A inadimplência, por sua vez, pode ser explicada por dois fatores: um direto, ligado à origem dos recursos, e outro indireto, ligado à composição dos spreads. O primeiro deles decorre do montante de recursos direcionados ofertados no sistema, originados em boa parte do orçamento governamental e que hoje possuem praticamente representação de 50% do total de recursos existentes na economia. O problema é que este tipo de crédito possui, majoritariamente, taxas pré-fixadas de juros estipuladas pelo governo que ficam artificialmente bastante abaixo da média de mercado, uma vez que são destinadas a investimentos, aquisições de longo prazo entre outras modalidades.

Já o segundo fator acaba sendo uma consequência do primeiro. Como o risco de concessão de crédito é inerente ao processo, toda margem encolhida artificialmente através da imposição de taxas pré-fixadas acaba sendo “jogada” para as modalidades livres. Com isso, a consequência final é que o encarecimento desse último tipo de crédito, utilizado preponderantemente para consumo, também fica artificialmente alterado, mas com viés de elevação.

A ponderação de risco entre as duas categorias (direcionados e livres) é completamente diferente uma da outra, visto que a origem, determinação de taxas, garantias de pagamento dos tomadores, entre outros são bastante variadas. Portanto, para o concedente, restam apenas duas opções: deixar de ofertar crédito ou elevar os spreads a níveis bastante elevados, de forma que haja uma compensação dessa gama de incertezas que imperam no mercado de crédito.
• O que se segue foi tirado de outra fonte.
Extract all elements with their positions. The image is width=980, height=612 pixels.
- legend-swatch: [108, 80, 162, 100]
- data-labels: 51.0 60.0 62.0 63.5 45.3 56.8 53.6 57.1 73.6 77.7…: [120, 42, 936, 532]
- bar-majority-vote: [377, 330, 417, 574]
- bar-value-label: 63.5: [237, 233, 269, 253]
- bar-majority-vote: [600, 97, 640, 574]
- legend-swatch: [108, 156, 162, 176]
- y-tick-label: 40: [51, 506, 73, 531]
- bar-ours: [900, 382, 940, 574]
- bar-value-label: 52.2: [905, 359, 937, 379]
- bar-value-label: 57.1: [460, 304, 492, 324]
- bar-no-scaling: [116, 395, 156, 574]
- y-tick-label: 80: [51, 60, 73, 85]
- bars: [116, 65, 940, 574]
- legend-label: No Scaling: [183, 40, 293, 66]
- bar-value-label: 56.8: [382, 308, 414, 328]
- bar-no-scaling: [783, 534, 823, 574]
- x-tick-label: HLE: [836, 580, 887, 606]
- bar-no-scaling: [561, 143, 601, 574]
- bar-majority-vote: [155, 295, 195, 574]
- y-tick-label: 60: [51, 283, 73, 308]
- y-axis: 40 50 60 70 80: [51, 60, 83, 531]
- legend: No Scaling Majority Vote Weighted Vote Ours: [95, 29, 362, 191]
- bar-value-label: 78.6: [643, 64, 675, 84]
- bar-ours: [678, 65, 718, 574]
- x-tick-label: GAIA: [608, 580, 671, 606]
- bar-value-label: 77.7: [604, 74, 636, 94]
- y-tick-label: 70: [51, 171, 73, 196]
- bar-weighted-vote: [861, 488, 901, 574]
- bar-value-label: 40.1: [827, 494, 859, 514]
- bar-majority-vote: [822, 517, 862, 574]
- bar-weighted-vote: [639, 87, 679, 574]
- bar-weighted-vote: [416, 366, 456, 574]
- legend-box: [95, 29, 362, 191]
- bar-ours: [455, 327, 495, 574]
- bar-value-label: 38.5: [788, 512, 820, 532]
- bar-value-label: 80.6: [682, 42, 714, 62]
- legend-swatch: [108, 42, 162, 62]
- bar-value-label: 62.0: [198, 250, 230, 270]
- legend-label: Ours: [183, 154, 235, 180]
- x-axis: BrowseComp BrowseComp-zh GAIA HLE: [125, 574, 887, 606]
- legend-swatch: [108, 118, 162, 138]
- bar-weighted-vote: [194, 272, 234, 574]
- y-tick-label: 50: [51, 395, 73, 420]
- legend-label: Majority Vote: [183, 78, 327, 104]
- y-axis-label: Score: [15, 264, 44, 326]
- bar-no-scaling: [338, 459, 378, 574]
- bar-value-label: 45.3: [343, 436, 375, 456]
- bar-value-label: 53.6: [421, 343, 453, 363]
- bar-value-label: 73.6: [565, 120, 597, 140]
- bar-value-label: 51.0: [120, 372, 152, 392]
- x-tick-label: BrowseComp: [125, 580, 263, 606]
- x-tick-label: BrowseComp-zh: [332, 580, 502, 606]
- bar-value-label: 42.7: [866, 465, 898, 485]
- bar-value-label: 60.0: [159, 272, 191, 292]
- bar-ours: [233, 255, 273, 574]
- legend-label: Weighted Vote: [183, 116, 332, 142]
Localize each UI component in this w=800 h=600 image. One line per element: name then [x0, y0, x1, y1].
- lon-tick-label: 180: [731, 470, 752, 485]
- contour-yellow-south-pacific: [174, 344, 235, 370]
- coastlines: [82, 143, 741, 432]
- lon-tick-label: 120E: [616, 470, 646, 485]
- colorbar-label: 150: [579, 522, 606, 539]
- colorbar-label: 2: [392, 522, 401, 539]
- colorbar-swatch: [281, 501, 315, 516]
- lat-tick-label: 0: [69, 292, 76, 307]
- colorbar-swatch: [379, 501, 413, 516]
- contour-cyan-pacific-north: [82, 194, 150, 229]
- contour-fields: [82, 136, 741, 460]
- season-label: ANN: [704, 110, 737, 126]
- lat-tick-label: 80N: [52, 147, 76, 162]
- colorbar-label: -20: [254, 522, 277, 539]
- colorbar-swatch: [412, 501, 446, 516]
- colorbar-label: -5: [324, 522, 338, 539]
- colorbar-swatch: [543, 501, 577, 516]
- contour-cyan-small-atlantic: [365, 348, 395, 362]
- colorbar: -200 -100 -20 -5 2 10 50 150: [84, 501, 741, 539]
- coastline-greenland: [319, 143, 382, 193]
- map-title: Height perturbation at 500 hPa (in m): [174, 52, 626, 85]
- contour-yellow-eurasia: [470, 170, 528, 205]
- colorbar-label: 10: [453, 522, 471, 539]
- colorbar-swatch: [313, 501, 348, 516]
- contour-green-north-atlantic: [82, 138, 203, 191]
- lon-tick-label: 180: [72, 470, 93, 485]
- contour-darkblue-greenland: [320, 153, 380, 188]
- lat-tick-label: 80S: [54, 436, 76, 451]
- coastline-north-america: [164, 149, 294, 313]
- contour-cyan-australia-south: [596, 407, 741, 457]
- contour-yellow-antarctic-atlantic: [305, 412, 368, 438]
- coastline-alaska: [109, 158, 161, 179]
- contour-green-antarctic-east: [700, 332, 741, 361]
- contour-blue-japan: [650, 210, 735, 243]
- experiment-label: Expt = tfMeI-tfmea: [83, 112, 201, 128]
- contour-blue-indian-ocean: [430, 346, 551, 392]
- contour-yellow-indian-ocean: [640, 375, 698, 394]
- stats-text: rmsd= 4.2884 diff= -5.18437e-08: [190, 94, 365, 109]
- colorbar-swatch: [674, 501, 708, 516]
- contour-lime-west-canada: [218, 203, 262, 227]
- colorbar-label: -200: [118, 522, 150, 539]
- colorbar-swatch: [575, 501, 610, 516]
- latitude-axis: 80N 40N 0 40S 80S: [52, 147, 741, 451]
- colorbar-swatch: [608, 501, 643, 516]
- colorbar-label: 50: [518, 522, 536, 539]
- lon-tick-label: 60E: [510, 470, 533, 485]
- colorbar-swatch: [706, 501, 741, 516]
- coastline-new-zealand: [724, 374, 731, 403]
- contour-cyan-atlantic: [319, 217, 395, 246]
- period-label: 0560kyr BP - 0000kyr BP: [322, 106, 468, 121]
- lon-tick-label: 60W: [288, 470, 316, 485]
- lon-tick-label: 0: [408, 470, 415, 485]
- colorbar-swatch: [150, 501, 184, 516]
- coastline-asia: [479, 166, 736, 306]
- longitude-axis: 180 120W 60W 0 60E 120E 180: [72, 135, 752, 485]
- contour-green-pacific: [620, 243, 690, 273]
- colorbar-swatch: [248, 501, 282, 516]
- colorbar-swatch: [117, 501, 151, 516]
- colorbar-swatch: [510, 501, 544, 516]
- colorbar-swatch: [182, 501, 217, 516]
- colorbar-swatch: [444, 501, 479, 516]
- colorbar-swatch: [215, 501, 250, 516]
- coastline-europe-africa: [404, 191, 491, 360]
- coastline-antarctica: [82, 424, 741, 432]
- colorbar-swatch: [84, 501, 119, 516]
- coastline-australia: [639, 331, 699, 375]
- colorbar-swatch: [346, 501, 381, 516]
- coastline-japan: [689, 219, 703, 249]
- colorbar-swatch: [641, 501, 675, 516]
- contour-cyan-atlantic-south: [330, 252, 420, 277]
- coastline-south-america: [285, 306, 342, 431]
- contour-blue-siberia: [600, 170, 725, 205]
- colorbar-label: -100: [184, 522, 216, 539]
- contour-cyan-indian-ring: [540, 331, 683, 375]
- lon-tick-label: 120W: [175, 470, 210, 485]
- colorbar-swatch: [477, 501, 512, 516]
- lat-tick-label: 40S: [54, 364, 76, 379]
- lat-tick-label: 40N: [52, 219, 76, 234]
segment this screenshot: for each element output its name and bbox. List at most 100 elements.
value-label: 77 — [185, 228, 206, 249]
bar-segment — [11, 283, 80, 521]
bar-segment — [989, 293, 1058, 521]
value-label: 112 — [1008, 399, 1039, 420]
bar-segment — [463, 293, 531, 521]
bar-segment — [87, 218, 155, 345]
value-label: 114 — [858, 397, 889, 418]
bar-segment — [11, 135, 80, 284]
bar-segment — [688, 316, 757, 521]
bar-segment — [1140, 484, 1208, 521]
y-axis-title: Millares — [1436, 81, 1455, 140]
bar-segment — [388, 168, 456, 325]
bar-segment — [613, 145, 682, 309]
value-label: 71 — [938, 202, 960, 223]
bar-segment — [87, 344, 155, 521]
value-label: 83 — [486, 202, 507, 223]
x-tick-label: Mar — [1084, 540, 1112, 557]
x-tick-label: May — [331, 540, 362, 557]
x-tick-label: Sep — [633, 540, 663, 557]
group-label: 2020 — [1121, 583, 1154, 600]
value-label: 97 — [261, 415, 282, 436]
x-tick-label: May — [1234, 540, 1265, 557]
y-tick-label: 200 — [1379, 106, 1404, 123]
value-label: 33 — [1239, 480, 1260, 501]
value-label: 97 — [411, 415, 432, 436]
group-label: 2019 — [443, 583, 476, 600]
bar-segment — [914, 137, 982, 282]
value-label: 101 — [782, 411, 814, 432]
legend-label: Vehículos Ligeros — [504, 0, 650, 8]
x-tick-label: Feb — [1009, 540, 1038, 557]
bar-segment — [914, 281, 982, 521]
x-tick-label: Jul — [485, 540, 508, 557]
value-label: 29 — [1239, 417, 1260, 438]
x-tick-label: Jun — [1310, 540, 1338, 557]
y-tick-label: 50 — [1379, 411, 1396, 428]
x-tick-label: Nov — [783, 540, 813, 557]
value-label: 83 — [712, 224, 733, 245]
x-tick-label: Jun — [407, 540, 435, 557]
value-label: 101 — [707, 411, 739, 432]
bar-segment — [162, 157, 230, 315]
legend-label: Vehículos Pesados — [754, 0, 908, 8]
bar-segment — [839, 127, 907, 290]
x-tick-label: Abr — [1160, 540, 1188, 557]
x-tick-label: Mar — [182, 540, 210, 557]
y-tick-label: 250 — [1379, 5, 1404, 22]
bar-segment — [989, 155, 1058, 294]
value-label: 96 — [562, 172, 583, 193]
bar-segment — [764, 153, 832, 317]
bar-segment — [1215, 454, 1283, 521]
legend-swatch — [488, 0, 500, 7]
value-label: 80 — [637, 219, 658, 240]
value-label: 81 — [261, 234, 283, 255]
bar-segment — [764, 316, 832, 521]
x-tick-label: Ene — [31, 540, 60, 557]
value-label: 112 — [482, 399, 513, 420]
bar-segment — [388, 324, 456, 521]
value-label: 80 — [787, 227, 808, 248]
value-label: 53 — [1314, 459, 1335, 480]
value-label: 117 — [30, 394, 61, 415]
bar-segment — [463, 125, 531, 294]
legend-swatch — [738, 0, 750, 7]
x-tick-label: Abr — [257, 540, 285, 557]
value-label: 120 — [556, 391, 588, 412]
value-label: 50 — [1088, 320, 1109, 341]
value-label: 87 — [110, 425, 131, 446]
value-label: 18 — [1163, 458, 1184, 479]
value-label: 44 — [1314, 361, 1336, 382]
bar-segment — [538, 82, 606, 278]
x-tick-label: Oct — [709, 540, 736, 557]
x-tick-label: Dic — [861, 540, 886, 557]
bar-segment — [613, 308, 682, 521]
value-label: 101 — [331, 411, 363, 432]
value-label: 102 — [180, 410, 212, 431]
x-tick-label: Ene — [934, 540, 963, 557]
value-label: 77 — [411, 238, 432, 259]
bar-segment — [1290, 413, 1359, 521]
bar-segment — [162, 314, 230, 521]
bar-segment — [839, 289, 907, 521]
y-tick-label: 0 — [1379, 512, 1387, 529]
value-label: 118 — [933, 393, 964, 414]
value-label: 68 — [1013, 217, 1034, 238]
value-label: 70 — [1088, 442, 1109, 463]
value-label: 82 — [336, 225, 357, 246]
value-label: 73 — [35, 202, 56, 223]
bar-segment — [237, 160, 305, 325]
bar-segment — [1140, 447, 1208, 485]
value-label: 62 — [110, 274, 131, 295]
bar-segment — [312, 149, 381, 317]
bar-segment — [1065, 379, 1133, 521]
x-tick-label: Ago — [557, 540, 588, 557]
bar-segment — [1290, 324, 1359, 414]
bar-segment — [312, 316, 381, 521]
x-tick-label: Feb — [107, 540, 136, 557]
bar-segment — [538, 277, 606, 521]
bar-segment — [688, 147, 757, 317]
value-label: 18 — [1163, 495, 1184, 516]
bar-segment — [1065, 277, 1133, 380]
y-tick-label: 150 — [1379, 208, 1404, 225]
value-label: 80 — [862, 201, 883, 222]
Em suma, atacar os problemas ligados aos spreads deverá trazer grandes melhorias dos níveis finais de juros. O problema é que as políticas econômicas para tratar o assunto ainda são consideradas insuficientes, pois não resolvem o cerne do problema, que é a excessiva regulação do sistema ocasionada pela imensa vinculação de recursos direcionados e suas taxas pré-estipuladas. Portanto, o caminho ainda parece muito longo, pois simples normas infraconstitucionais não deverão dar conta das mudanças desejadas.

(*) Artigo originalmente publicado pelo site do IBEF (Instituto Brasileiro de Executivos de Finanças de São Paulo) em 27 de março de 2017.